Wednesday, August 31, 2011

Caribbean Football Post-Warner

Lasana Liburd of the Trinidad and Tobago Sunday Express has a sobering stock-taking of the state of Caribbean football up at PTG. The piece shows just how far-reaching the consequences of FIFA reform will have to be -- arguably change is already underway.  

Here is an excerpt:  
The system of power that allowed 25 Caribbean nations with a total of four World Cup final berths between them—one each for Haiti, Jamaica, Trinidad and Tobago and Cuba—more clout than South America always seemed incongruous. Democracy irked the more established football nations. 

Arguably, the greater sin was in the fact that the Caribbean’s elevated status on FIFA’s political ladder rarely translated into tangible support for the regional teams.

Trinidad and Tobago came within a point of the 1990 World Cup and then went a step further in 2006, Jamaica qualified in 1998 while St Vincent and the Grenadines, St Kitts and Nevis and Barbados enjoyed periods of relative success in between. In almost every case, the financial rewards for their positive showings was not administered in a way that would benefit the island’s football structure or never made it into the coffers of the respective associations at all.

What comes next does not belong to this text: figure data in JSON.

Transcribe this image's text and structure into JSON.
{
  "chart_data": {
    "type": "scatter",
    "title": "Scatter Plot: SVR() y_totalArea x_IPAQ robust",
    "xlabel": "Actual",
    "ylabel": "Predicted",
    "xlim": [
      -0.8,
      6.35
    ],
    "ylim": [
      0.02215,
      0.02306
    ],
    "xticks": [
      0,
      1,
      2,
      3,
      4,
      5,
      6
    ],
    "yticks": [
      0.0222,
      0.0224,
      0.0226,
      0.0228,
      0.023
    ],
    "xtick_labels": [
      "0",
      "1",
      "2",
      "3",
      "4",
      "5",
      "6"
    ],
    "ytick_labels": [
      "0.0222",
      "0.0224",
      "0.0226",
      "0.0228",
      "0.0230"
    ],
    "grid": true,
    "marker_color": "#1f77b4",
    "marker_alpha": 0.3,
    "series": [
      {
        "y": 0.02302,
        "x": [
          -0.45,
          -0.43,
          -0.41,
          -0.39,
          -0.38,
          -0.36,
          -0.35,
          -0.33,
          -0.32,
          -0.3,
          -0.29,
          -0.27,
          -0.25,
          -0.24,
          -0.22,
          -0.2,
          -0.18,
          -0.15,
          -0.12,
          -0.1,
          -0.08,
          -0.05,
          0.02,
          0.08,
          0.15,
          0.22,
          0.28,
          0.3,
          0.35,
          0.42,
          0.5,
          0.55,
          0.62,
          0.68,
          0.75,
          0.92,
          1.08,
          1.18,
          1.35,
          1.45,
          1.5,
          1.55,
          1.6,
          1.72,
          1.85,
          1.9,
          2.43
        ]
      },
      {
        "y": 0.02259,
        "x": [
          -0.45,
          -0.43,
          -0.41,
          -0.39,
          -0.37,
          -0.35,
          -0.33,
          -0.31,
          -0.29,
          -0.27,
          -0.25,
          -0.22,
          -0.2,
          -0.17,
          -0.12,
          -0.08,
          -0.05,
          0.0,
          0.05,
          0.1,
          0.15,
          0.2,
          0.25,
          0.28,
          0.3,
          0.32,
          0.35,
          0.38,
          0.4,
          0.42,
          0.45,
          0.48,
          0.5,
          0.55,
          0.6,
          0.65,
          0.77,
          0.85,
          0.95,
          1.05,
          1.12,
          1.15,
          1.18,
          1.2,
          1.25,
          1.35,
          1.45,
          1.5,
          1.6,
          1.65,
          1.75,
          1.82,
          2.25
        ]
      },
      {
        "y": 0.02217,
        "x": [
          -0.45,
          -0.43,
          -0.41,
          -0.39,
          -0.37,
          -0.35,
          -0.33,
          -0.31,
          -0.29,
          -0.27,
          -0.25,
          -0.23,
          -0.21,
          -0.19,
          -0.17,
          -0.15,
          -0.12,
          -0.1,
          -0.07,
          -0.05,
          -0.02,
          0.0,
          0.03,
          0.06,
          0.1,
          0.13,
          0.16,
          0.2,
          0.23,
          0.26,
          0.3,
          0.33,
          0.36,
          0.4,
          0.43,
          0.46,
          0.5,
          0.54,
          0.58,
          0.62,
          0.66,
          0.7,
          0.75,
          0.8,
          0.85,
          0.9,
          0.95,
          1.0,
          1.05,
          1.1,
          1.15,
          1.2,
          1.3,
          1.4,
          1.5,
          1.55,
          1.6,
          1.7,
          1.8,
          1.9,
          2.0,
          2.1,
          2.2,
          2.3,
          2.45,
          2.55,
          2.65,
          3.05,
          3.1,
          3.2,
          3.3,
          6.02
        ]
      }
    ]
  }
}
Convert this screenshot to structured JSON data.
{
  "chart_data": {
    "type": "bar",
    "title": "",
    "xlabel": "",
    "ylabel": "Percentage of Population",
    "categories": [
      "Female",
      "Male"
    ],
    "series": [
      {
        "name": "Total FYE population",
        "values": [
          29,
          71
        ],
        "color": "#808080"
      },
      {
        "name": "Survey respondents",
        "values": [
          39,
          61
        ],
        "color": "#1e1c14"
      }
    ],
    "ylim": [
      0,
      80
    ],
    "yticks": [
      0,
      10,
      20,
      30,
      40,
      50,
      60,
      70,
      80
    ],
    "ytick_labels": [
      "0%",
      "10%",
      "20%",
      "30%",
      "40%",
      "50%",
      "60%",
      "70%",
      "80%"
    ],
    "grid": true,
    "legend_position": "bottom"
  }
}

Islands pocketed millions from FIFA grants and developmental programs without properly accounting for its use.

Nearly half the member associations charged with improper conduct in relation to the Bin Hammam bribery scandal have not played a single international game in this calendar year. And yet there they were with hands out for oil money as they mused over the possible identity of the next FIFA President.